1 CD Sony Classical (2015)
88875061262
À Stockolm en 2014, le soprano Dorothea Röschmann chante Mozart

Si son récital de Lieder, paru l’automne dernier chez Decca, n’avait pas pleinement convaincu [lire notre critique du CD], la sélection d’arie mozartienne de Dorothea Röschmann est un enchantement sans cesse renouvelé ! Loin du florilège en catalogue, du genre de celui que Karina Gauvain livrait récemment [lire notre critique du CD], l’enregistrement présent, capté en live en novembre 2014 à Stockholm, enserre judicieusement un air de Don Giovanni et deux des Nozze di Figaro dans une trame ombragée que constituent des extraits de La clemenza di Tito et d’Idomeneo, re di Creta : un opus des débuts et un autre de la dernière année vécue par Wolfgang Amadeus Mozart encadrent donc trois tubes qui empruntent à la trilogie Da Ponte, témoignage attendu du génie du compositeur.

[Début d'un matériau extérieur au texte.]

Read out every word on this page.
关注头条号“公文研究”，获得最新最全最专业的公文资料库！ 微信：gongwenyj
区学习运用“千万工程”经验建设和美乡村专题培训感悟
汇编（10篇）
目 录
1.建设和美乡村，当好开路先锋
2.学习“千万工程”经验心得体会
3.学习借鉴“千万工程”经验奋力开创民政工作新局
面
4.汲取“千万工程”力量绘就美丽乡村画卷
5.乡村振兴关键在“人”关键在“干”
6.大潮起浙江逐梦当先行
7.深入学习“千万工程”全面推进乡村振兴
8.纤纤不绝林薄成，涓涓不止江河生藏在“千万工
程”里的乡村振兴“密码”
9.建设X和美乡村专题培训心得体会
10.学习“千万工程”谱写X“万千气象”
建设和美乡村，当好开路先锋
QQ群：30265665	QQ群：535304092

Les atouts sont de taille et auraient pu précipiter le soprano allemand dans l’anecdotique, sinon dans l’erreur : un répertoire que tout le monde garde sur le bout de la langue, où il est donc malaisé de s’imposer après les grandes dames d’autrefois, un excellent orchestre, avec lequel il faut non pas rivaliser mais grandir, enfin un chef qi atteint actuellement sa maturité artistique sans être déjà de ces doux daddies veillant avec une bienveillance inimitable à optimiser les efforts des chanteuses. Pari tenu, pari gagné !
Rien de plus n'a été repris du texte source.